Di GIROLAMO DE MICHELE

Pandemia capitale. Postapocalittici & disintegrati di Leonardo Clausi e Serafino Murri (manifestolibri, pp. 304, euro 25) è una jam session scritta nei mesi del lockdown: giorni in cui letterati mainstream riscoprivano il valore delle mura domestiche e dei legami familiari, mentre l’Italian Theory naufragava nell’inconsistenza dei propri fondamenti, fra chi si creava una genealogia riscoprendo l’idealismo ottocentesco (passando da Speranza a Spaventa) e chi, spremendo il limone della tanatopolitica, si dedicava al ghostwriting di cabarettisti come Enrico Montesano e Bianca Bonavita.

C’ERANO, è vero, eccezioni che cercavano di pensare il «virus sovrano»: fra queste eccezionalità va collocato questo abbozzo di analisi critica dell’economia globale, operato con un metodo che, incrociando Rancière, Benjamin e Mark Fisher, cerca di sottrarre i particolari che emergono a prima vista al minimalismo dello storytelling, per ritrovare la chiave della composizione del quadro d’insieme. Perché se il Capitale è invisibile, sono visibili i suoi effetti e i loro segni di classe. Il virus – della cui realtà gli autori a giusta ragione non dubitano – diventa allora un cannocchiale attraverso cui leggere non gli effetti (comunque classisti) della pandemia, ma i segni del Capitale che si sono manifestati come pandemia perché a essa preesistenti: con una bella immagine, il virus agisce come una coperta gettata sull’uomo invisibile, cioè sul Capitale globale e globalizzante che ha unificato il pianeta.

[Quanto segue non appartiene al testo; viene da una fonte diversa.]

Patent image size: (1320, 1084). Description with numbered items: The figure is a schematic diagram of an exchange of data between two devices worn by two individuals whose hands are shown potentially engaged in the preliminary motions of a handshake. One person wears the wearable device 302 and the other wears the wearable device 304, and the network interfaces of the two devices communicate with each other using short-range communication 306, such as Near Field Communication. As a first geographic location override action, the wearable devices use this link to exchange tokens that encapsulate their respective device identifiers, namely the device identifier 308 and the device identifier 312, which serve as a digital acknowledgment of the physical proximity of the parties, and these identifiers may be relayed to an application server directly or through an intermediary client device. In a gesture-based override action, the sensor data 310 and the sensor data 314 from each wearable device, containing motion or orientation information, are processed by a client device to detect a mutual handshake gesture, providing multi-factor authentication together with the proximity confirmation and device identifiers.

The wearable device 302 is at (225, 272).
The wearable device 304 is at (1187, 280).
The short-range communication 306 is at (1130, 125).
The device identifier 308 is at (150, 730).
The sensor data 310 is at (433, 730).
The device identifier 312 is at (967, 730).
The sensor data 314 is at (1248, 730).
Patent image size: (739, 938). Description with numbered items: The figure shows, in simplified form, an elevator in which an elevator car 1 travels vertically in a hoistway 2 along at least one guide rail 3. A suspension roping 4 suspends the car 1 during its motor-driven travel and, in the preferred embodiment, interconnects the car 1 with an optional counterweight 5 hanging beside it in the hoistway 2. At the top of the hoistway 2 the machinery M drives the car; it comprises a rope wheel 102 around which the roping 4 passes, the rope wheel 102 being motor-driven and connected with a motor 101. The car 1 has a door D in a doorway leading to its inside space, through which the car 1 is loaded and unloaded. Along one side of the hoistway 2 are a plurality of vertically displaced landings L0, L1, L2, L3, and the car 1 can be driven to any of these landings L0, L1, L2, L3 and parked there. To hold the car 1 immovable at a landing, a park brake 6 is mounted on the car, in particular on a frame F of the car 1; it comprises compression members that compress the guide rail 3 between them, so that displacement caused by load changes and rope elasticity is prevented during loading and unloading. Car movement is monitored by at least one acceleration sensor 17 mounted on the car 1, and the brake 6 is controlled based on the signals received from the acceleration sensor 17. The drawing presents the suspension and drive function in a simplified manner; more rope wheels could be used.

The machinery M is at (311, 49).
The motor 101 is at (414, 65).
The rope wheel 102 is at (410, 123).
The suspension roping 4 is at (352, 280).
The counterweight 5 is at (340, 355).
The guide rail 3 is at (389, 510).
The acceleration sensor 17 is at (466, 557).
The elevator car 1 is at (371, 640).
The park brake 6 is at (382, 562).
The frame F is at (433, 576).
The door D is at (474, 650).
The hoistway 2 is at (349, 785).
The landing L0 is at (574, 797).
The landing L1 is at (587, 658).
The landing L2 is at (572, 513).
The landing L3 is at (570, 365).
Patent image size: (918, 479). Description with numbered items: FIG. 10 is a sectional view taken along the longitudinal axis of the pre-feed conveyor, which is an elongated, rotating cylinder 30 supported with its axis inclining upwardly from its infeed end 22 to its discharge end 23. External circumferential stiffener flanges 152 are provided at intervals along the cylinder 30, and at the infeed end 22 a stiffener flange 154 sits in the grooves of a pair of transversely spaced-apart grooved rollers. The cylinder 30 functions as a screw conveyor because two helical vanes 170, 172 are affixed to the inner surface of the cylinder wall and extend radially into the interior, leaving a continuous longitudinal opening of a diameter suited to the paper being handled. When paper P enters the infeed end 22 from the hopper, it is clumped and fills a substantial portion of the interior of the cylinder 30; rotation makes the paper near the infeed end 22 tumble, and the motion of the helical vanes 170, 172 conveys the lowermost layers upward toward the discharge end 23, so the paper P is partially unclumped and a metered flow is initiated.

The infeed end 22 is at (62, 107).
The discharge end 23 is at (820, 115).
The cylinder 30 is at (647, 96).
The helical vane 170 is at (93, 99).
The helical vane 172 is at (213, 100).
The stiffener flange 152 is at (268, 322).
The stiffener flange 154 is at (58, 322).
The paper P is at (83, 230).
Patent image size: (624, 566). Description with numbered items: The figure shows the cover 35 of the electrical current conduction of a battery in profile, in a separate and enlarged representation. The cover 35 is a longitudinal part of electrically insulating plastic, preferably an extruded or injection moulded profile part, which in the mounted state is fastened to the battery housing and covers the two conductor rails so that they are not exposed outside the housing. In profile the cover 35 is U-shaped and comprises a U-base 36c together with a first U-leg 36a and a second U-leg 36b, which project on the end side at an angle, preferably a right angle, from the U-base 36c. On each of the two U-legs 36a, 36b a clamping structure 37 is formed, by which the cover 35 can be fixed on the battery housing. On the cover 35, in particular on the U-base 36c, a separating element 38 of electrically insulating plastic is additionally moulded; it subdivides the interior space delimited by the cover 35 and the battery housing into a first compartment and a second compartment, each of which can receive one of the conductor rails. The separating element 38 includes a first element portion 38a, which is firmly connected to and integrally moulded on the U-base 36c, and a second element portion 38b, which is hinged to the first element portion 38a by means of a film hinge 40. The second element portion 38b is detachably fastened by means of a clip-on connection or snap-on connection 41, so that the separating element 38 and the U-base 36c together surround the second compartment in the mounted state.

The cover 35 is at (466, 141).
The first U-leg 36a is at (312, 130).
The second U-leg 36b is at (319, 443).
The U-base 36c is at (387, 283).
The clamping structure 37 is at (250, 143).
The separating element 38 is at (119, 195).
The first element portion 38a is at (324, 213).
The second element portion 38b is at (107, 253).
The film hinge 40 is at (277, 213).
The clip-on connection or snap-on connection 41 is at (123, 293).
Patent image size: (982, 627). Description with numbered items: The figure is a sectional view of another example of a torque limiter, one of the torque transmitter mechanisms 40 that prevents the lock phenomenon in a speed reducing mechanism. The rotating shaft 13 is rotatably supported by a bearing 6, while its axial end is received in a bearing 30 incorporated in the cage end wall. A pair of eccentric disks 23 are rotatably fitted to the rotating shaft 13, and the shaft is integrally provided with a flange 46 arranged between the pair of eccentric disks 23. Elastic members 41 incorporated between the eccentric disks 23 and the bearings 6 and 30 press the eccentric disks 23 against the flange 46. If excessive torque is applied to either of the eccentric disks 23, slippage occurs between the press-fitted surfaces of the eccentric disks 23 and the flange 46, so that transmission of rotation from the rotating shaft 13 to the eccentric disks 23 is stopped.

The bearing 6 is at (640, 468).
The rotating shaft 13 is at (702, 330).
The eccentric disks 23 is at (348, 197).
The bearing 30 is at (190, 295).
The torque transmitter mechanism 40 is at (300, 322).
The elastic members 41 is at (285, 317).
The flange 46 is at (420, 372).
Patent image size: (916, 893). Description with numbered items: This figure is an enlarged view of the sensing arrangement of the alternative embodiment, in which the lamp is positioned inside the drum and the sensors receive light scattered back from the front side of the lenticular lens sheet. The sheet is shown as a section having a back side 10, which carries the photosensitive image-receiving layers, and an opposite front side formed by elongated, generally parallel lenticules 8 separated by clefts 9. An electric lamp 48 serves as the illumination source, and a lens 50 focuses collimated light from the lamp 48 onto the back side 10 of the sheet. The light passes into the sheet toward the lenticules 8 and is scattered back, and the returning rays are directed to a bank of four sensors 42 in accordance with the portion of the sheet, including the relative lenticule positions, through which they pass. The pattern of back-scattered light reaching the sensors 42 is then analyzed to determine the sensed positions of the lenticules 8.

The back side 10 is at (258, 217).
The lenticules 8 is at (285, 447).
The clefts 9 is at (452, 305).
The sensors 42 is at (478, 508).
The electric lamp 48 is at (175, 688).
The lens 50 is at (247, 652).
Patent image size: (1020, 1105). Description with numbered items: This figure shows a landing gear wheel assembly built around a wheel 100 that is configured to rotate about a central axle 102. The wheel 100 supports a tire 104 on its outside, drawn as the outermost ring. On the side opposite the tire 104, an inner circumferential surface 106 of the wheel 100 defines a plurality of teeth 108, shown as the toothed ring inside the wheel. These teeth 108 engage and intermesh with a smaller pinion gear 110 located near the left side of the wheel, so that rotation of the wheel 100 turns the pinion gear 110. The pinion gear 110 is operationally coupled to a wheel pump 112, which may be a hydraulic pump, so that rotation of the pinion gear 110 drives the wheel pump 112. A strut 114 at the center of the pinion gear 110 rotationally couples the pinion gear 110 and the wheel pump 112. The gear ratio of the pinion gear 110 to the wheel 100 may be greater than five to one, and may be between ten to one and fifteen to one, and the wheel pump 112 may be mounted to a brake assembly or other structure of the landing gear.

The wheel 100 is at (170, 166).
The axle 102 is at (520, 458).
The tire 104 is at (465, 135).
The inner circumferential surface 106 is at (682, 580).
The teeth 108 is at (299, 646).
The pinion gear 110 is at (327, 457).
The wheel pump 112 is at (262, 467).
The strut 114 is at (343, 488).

Il libro paga il pegno della distanza fra la sua conclusione e la pubblicazione: ma il valore del metodo spinge a prolungare il volume oltre i suoi limiti, e a valorizzarne il disegno generale. Che non si limita a ripercorrere i processi di globalizzazione che hanno reso possibile la pandemia, ma colloca questi su uno sfondo ancor più ampio e profondo, dominato dalla constatazione di trovarci, senza averne consapevolezza, nell’Antropocene, del quale viene data una lettura tanto realistica quanto pessimistica che riprende la ricerca marxiana dei limiti del Capitale – che, nell’epoca in cui il Capitale si fa globo, segnano il passaggio dal ciclo merce-denaro-merce a quello merce-denaro-morte.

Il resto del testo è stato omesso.